The Securities and Exchange Commission's laggardly pace toward devising a regulation that would apply a uniform standard of care for investment advice suits Sen. Jon Tester, D-Mont., just fine.
Mr. Tester, a member of the Senate Banking Committee, was a proponent of the provision of the Dodd-Frank financial reform bill that required the SEC to study the issue before proposing a rule.
In a speech to a meeting of the National Association of Insurance and Financial Advisors in Washington today, Mr. Tester said that harmonizing advice rules between investment advisers, who must act in the best interests of their clients, and brokers, who meet a less stringent suitability standard, is a good idea but must be done carefully.
“Any efforts to do so must consider any consequences and should not limit choice or access to advice and services provided to investors or increase costs,” Mr. Tester said. “I'm pleased to say they're taking a deliberate approach on this issue.”
A year after delivering a report to Congress that recommended universal fiduciary duty for advisers and brokers, the SEC has told lawmakers that it will now conduct a regulatory-impact analysis, which could push a final decision on a proposal to this fall or next year.
NAIFA, whose nearly 50,000 members include insurance agents licensed as brokers, is skeptical of fiduciary duty. The group worries that the extension of the investment-adviser standard to brokers would drive up compliance and legal costs and force its members, who work on commission, to abandon middle-market customers.
Fiduciary advocates maintain that NAIFA is crying “wolf.” They say that a universal fiduciary standard would better protect investors, who must build more of their own nest egg as company-directed pensions wane. They also assert that the sale of annuity products, which often can be complex and confusing, cries out for a fiduciary standard.
It's not surprising that Mr. Tester would endorse the NAIFA view, given that he was a featured speaker at its meeting. But his statement does demonstrate that skepticism about a fiduciary-duty rule is bipartisan.
It mostly has been Republicans who have pressed the SEC to bolster its cost-benefit analysis procedures. In fact, two Republican SEC commissioners dissented to the fiduciary duty report because they said that its conclusion lacked sufficient economic analysis.
Bipartisanship has been a hallmark of opposition to a proposal last year by the Labor Department to expand the definition of “fiduciary” for anyone providing advice about retirement savings investments.
A proposed rule was withdrawn in September amid fierce industry and Capitol Hill opposition. Critics said that the regulation would impose fiduciary duty on sales of individual retirement accounts and drive brokers out of that market.

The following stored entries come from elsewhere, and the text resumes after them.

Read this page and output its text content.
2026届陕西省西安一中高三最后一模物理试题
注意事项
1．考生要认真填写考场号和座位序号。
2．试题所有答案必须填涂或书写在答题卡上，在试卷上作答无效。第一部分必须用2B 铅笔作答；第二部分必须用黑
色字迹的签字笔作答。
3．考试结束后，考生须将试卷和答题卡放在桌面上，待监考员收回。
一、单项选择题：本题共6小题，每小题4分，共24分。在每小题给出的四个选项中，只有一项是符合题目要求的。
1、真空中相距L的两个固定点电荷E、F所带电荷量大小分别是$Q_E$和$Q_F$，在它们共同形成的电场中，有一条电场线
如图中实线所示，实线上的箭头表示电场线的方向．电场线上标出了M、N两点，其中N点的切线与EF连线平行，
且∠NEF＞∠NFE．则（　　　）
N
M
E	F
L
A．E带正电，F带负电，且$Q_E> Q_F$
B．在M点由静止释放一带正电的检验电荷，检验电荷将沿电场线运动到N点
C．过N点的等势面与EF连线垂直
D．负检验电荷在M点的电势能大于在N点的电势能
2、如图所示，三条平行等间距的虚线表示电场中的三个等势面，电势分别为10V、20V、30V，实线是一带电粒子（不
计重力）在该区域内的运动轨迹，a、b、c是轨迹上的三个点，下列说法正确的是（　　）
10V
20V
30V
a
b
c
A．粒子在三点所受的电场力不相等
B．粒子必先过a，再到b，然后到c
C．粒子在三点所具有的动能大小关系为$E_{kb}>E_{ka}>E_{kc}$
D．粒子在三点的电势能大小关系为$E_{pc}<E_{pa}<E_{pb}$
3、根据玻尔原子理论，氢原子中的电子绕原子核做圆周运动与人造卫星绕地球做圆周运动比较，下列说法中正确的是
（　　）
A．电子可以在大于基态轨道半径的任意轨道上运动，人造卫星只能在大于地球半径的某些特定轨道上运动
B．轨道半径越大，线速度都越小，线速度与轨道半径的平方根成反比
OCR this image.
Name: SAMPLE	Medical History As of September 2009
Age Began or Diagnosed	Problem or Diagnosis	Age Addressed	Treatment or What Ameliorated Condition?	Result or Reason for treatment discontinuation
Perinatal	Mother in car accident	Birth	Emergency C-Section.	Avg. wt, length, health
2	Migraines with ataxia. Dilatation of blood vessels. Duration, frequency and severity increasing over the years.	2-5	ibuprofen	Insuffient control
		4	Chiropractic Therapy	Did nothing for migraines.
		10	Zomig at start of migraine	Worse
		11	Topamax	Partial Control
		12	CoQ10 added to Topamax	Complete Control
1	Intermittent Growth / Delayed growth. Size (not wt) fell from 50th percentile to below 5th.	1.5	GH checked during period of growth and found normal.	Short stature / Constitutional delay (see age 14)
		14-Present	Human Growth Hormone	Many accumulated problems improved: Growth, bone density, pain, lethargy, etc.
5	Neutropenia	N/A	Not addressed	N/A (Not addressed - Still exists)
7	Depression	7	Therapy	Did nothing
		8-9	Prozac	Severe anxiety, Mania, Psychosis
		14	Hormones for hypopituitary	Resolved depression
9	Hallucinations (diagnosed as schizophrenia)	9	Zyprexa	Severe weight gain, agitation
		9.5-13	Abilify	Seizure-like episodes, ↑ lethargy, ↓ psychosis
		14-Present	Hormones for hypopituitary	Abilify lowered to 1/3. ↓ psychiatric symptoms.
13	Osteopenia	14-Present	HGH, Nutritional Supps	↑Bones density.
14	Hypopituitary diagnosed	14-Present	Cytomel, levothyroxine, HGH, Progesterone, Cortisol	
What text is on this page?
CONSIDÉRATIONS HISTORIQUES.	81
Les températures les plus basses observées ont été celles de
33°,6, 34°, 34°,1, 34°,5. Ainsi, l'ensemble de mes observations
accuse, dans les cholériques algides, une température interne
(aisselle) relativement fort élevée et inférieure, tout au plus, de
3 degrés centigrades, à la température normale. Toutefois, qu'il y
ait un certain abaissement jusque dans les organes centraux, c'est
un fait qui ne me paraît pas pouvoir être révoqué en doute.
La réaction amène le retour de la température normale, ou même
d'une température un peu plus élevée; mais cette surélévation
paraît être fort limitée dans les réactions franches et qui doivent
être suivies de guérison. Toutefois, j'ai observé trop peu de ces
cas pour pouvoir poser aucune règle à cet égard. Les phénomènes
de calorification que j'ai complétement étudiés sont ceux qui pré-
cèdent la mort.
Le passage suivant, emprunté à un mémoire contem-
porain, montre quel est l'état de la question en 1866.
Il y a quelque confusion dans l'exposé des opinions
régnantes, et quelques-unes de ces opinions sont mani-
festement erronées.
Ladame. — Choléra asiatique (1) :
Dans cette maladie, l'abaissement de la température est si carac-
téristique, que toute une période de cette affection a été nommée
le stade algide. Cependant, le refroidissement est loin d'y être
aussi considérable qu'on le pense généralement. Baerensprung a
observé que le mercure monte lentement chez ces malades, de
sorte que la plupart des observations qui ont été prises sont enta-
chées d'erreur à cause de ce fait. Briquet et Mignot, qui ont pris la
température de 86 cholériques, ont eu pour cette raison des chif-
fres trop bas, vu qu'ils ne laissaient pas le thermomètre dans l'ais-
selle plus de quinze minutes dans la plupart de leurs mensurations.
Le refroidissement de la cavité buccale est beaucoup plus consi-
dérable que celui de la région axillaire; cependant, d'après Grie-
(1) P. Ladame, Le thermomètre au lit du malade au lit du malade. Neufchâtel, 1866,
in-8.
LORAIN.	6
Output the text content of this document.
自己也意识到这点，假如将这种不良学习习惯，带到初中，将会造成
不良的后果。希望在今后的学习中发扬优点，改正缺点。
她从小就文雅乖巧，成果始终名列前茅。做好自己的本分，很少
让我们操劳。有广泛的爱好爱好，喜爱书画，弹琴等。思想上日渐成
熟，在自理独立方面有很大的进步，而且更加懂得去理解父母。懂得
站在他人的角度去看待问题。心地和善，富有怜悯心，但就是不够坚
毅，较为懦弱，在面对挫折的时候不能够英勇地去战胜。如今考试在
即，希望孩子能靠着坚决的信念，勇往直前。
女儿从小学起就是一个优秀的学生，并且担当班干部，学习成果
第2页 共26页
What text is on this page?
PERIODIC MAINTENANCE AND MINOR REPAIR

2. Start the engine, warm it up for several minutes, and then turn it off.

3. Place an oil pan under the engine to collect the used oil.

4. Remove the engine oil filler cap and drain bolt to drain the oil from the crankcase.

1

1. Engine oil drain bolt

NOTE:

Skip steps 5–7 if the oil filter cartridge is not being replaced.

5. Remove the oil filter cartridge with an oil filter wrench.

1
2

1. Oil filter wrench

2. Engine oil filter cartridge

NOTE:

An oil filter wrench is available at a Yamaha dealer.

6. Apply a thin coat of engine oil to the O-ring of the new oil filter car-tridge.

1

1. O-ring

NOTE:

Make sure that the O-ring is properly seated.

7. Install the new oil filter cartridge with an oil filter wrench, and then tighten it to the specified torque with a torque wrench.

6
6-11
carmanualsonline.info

The DOL is conducting a cost-benefit analysis before re-proposing a rule later this year, probably in June.
“It is important that we ensure that all Americans, regardless of income, have good options available to them to save and plan for their retirement,” Mr. Tester said. “We will be carefully watching to see what their new proposal looks like.”
NAIFA also encouraged its members to lobby lawmakers to preserve tax breaks for insurance products. As Congress considers broad tax reform and deficit reduction, there is growing bipartisan consensus to reduce or eliminate so-called tax expenditures.
Between 2011 and 2015, tax deferrals for the buildup of investment income in life insurance policies will cost the government $148.3 billion in revenue while deferrals for contributions to 401(k)s and IRAs will total $467.4 billion, according to the congressional Joint Committee on Taxation.
Rep. Charles Boustany Jr., R-La., member of the House Ways and Means Committee, said he would work to “bring some reality to the halls of Congress as we deal with those issues” and urge his colleagues to support tax breaks for retirement savings.
NAIFA's political action committee had $1.2 million in its war chest last year, with 10,400 of its members contributing. A PAC can donate up to $5,000 per election — primary and general — to political candidates.